The journalists said 133 of the 748 current MEPs were open about what rent they pay, including 42 who said they either paid themselves or their national political parties.
Eight MEPs in Germany said they were owners of the houses where their national offices are located, but there is no suggestion all of them are paying rent to themselves.
Eighty-seven MEPs said they did not have an office.
The EP says MEPs split their time between Brussels, Strasbourg and their constituencies, with four weeks a year at least set aside for serving those they represent.
While office expenditure makes up the bulk of what the GEA is intended for, it can be used for other costs, such as hotel and restaurant bills within a member’s country and volunteers’ travel expenses.

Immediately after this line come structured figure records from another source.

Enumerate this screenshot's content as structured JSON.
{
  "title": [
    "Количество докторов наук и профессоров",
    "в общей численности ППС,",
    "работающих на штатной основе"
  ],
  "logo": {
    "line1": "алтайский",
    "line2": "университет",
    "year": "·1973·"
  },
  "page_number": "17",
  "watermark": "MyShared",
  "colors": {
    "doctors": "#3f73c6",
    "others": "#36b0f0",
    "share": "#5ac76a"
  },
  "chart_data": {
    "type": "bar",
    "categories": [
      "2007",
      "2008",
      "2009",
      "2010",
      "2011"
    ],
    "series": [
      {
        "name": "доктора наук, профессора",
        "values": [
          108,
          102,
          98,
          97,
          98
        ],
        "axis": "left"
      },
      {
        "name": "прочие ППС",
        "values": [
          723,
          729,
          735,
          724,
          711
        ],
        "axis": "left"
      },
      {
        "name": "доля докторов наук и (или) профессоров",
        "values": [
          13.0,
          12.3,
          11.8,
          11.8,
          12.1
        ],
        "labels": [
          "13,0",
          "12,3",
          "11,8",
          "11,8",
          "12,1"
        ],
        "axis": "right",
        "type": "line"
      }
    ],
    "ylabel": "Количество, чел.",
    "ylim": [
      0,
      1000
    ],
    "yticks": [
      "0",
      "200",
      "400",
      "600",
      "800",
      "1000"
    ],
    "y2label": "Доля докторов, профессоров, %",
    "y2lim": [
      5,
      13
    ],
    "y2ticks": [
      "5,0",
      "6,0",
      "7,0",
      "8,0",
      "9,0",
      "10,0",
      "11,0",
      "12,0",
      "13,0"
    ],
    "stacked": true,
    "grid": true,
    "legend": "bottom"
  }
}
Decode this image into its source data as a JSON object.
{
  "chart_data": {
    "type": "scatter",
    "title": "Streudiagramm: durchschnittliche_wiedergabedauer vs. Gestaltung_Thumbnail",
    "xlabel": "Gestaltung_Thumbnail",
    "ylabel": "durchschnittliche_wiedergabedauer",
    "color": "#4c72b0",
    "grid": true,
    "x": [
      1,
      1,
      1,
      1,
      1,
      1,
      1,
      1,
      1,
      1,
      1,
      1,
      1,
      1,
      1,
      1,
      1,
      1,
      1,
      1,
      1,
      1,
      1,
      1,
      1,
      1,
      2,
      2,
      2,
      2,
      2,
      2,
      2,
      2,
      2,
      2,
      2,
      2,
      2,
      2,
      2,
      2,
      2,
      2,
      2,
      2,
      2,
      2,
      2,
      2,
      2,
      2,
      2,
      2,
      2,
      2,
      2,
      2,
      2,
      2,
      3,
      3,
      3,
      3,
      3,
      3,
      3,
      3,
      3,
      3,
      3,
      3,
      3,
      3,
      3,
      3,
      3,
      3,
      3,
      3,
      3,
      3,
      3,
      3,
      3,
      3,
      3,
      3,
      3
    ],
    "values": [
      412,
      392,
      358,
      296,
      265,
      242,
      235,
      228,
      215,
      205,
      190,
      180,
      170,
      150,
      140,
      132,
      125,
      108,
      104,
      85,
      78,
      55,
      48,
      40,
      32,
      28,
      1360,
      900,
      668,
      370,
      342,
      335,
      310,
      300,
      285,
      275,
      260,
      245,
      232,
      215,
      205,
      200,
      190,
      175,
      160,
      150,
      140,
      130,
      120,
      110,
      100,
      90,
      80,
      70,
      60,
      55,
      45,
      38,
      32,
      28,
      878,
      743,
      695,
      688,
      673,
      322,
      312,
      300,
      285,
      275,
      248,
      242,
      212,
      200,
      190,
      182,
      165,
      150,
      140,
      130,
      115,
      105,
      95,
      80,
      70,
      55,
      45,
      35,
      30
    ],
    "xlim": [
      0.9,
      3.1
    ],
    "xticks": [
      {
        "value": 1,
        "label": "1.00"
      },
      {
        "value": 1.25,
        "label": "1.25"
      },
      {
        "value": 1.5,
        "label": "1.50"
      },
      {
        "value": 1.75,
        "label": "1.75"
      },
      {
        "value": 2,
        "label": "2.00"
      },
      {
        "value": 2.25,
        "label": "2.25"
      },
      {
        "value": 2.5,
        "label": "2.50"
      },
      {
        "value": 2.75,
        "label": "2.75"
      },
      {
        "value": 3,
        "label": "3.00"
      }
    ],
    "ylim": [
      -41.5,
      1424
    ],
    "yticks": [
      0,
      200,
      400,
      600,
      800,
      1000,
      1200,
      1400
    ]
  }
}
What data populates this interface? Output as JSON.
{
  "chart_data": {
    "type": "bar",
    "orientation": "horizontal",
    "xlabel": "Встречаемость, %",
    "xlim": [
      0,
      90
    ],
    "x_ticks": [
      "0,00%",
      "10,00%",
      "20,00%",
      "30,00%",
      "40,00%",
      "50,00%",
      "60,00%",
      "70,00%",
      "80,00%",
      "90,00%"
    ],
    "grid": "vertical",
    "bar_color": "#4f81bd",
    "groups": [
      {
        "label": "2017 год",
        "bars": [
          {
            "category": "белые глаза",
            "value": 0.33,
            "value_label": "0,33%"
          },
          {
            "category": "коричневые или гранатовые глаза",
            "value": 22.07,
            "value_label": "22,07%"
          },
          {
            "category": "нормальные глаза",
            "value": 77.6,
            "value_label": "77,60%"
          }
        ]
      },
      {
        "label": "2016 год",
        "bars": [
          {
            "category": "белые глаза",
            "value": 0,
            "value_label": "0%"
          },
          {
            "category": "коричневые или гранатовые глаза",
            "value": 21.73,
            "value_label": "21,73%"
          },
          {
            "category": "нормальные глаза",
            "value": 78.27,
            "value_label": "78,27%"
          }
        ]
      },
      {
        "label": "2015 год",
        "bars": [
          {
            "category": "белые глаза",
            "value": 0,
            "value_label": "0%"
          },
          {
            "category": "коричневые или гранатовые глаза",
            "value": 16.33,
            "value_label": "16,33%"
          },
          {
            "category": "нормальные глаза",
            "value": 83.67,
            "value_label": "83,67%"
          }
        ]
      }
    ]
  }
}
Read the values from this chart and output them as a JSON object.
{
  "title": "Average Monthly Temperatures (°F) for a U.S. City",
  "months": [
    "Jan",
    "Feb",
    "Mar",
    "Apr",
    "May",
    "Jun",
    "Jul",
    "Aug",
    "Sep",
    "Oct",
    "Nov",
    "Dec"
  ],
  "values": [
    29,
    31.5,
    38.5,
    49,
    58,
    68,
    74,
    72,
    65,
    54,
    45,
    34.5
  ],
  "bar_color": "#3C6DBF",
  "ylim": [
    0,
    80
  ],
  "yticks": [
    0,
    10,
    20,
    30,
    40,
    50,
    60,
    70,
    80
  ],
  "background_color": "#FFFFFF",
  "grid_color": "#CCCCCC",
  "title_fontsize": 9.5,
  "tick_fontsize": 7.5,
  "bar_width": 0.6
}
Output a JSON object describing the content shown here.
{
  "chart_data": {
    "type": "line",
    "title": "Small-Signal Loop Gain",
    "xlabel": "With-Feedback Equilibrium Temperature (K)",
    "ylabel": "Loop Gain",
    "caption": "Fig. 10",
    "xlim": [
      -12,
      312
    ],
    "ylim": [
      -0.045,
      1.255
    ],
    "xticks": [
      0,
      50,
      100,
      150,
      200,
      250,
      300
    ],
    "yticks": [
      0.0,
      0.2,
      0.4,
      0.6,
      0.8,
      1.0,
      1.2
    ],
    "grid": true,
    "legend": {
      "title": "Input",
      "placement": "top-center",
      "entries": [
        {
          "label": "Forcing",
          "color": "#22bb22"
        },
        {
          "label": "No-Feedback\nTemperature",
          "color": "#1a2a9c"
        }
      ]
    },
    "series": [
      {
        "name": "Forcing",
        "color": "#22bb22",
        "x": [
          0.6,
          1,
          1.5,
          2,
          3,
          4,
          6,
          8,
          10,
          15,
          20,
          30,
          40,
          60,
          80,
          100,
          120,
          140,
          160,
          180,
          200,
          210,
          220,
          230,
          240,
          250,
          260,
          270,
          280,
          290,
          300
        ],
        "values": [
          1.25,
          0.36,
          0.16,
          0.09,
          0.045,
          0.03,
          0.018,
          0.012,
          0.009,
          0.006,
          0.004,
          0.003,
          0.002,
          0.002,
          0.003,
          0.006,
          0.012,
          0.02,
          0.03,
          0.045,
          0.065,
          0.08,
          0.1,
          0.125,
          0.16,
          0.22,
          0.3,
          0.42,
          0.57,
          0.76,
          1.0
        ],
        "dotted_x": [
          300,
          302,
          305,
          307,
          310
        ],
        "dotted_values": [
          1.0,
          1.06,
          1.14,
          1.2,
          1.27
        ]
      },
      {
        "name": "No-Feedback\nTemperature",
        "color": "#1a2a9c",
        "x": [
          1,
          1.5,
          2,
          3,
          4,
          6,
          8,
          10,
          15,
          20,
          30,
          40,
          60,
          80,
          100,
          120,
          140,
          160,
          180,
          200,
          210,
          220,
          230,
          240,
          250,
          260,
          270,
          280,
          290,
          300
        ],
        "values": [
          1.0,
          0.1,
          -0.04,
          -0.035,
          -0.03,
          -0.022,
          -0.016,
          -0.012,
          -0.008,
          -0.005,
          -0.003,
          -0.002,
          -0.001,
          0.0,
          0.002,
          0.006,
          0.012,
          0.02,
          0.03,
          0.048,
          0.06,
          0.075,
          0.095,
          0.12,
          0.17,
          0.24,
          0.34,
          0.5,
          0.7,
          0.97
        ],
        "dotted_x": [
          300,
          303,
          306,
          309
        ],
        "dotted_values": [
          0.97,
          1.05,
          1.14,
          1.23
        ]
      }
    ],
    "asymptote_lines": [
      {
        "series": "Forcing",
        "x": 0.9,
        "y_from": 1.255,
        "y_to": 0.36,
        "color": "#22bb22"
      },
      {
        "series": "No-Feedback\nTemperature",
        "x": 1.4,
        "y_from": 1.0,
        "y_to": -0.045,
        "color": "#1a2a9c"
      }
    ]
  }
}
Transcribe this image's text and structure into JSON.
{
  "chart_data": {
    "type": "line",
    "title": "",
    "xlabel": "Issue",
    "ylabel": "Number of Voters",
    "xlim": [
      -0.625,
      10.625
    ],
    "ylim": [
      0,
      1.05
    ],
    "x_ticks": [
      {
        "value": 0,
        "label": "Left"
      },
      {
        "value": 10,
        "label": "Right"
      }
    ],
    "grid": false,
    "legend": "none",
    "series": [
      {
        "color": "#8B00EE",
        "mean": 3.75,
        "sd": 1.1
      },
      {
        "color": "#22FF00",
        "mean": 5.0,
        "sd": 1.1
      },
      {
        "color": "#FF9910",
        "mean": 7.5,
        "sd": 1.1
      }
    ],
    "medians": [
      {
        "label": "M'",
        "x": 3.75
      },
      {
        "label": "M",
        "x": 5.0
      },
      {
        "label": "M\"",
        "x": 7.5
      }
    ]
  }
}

“Renting an office is one of the expenditures covered by the General Expenditure Allowance. This is a lump sum that – as a principle – is not controlled by the European Parliament,” EP spokeswoman Marjory van den Broeke said.
“An MEP may indeed rent an office from a national political party, provided certain conditions are respected and the rent is at market price, in order to prevent an indirect financing of the national party.
“Moreover, the office should be used solely for the exercise of the European mandate. As such, the office should be separate from other offices and clearly marked as one for European Parliament work. It can also not be used by other people or for other purposes. Those are all the conditions that have to be respected.
“The fact that it’s a lump sum means that MEPs do not need to hand in any invoices or other bills. This also means that the European Parliament administration does not have any information on any offices used by MEPs.”
MEPs’ expenses have been reformed after a series of controversies – a leaked internal report in 2009 revealed ‘systematic abuses’. It included payments made to assistants not accredited with the parliament and one MEP who paid a €223,000 staff allowance to one person, understood to be a relative.
In 2015 The MEPs Project said it would go to the European Court of Justice to push for the parliament to release a breakdown of politicians’ expenses outlay.